Considering all this, it is surprising that the US designated this group a Foreign Terrorist Organisation only as late as September 2012, a year after it had been publicly denounced by Admiral Mullen. The authors suggest that the network has shown political acumen over the decades, knowing where the red lines of the different organisations were, especially of the ISI and the Quetta Shura.

This book is very helpful in understanding the true nature of the Jihad that faces not just Afghanistan after 2014 and India, but also the broader framework in which the Jihad is being conducted by a spectrum of groups, all of which have mutually reinforcing agenda, though their geographic focus is different. The Haqqani network is primarily focussing on Afghanistan, though with increasing involvement in India too. The TTP is targeting Pakistan, and Al-Qaeda has a global reach. And, of course, overarching this entire complex is the ISI. The TTP remains out of control because it has bases in Afghanistan, but that is part of the uneasy dynamic of the terrorist campaign that all sides are playing in the AfPak region.

The book is also very useful as a summary of the history and spread of Jihadi ideology in Pakistan. It provides a healthy antidote to the emerging narrative, particularly in India, about Pakistan having had enough, and being ready to turn away from extremism and rejecting Jihad. The reality is far from this, and the authors themselves are pessimistic about the future of any peace process. They point out that the nature of the Haqqani network is such that any peace settlement is unlikely to last – as shown by the several “peace settlements” made by the Pakistan army too, earlier in the mid-2000’s. They also provide a rebuttal to the view that it is the US presence that is fuelling the Jihadi campaign. They make the entirely valid point that Al-Qaeda spread its ambition and ideology in the late 1990’s - well after the Soviets had been defeated in Afghanistan and – by implication - there was no need for another Jihad.

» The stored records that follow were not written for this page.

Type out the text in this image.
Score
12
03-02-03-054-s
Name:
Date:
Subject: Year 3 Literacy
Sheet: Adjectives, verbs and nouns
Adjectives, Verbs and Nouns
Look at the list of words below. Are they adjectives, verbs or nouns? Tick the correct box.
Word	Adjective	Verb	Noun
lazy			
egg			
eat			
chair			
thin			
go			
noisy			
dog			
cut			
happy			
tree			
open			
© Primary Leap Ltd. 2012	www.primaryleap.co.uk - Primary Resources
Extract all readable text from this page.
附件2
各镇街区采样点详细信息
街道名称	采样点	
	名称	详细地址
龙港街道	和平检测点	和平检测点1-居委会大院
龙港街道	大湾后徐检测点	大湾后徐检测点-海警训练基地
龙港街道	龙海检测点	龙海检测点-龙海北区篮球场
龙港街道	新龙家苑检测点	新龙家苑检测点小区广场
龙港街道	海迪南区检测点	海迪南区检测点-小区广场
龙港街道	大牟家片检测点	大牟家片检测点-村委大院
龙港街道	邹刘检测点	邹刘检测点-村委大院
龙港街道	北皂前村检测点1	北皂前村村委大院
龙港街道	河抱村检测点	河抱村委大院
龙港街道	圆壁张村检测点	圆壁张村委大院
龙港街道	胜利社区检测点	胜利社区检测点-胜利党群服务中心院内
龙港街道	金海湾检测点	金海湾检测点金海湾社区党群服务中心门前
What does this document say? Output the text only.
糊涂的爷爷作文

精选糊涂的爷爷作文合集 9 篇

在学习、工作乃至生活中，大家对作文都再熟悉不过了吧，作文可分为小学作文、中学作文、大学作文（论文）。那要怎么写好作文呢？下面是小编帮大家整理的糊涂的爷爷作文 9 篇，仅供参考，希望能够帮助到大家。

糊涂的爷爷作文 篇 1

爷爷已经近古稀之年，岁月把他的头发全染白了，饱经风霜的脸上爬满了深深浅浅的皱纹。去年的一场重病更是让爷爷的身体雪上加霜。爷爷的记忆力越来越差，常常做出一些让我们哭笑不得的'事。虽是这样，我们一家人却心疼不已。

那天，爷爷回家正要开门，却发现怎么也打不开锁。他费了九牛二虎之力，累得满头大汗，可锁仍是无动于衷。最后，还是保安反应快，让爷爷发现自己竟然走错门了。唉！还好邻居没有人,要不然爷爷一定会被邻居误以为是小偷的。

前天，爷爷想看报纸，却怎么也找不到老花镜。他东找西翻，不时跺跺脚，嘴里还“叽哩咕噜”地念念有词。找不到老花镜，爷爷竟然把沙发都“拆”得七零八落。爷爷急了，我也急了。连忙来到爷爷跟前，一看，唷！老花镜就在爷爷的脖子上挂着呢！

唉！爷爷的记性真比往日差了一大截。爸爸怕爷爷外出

For India, there is a stark warning, adding to the considerable body of intelligence already available in the public domain regarding trouble to come in 2014 and beyond:

Many Jihadis in the region will be emboldened by the US drawdown and eventual departure from Afghanistan, viewing the event as a victory in their quest to reclaim Muslim lands and rid those areas of Western influence. ... If history is any guide, many of the Jihadi groups active in the region will turn their sights to Kashmir, or support those that do, to reclaim Indian-occupied Kashmir from perceived Hindu dominance.

All of these insights make this a useful book for those concerned with national security issues. It serves as a timely reminder of the harsh reality of the Jihadi networks in our region and of the fact that India is one of their priority targets.